Fry: Yeah, my butt still hurts from where the street hit me!

Leela: Also, shortly after she seized power, she changed the lyrics of the National Anthem, due to many feminists being offended.

Fry: How does it go now?

Leela: I bought this tape while we were walking here. It contains many songs sung by feminists, the National Anthem being one of them.

She inserts the cassette into Bender's mouth. "O Canada" begins to play. A woman begins to sing.

O Canada
Our living quarters of aboriginal persons including Inuit, Metis, all first nations land.
True patriot love, implying affection but not in a sexual way,
In all thy gender non-specific spousal offspring suggestion.
With glowing hearts, we get horny,
The true north strong and free.
From far and weight challenged,
O Canada, we stand, or sit, on guard for thee.
Non-denomination gender non-specific individual keep our land,
Glorious and free.
O Canada, we sit on guard for thee.
O Canada, we stand ready to sit down and discuss our differences in
a civilized manner, for thee.

Leela removes the tape from Bender's mouth.

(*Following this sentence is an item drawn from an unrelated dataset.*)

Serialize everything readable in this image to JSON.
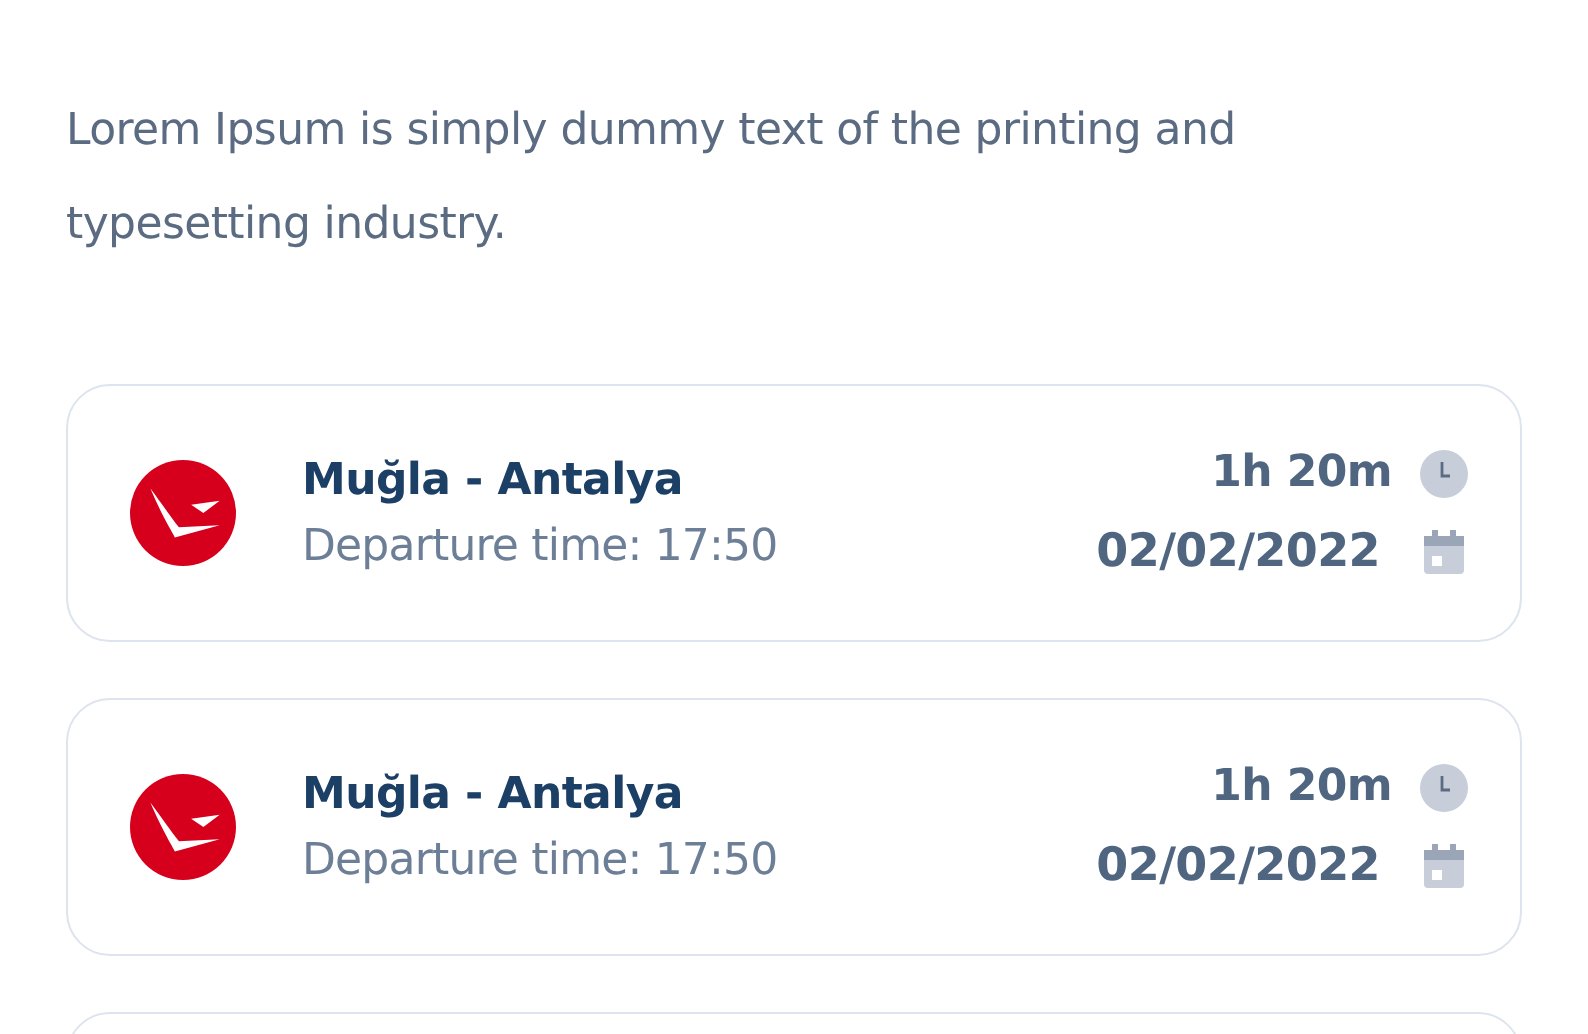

Fry: What's wrong with the old lyrics?

Leela: Well, for "With glowing hearts, we see thee rise", kind of sounds like obvious viagra implications, suggesting "thee" is undoubtably an amorous male person. "From far and wide" sounds like a reference to obesity. Also, by not mentioning any religious figure, all religion are accepted, including members of the Ku-Ku-Klux clan, Quakers, and Futureshop Employees.

Amy: And "On guard" resembles an act of aggression.

Fry: This is all so confusing!

 

Later that afternoon, they are all back at the hotel. Upstairs in their suite, Amy and Leela are watching television.

Right now, a press conference is on television. Margaret Atwood's head is standing on a podium.

Margaret: Good afternoon ladies and pigs!

A drumroll and rimshot are heard. Some oinking is also heard.

Leela takes the remote and turns off the television.

Leela: Alright that does it! This is the last straw! Normally I welcome a society where women are in power, but Margaret Atwood has gone too far!

Amy: Are you insane?! You can't take a stand against Margaret Atwood! She'll only throw you into prison! But if you have some support, maybe she'll go easy on you. I'll come too.

Just then, there is a knock on the door. Upon opening it, Leela finds Fry and Bender outside.

Fry: I heard you're going to make a stand against the Prime Minister. Well I am fed up with the mistreatment of my sex!

Bender: And I want to protest the high prices of beer!

Fry: But Bender, you usually don't buy!

Bender: So what? Even a very low cost is too much for me.

Leela: Alright, it's settled! We're going to make a difference right now! Let's go to Parliament Hill and give that bitch a piece of our minds!

Suddenly, four armed female security guards show up and aim handguns at the four friends.

Guard: Freeze! You are all under arrest by order of Margaret's Law!

Bender: Leela, you just had to use that tone of voice, didn't you?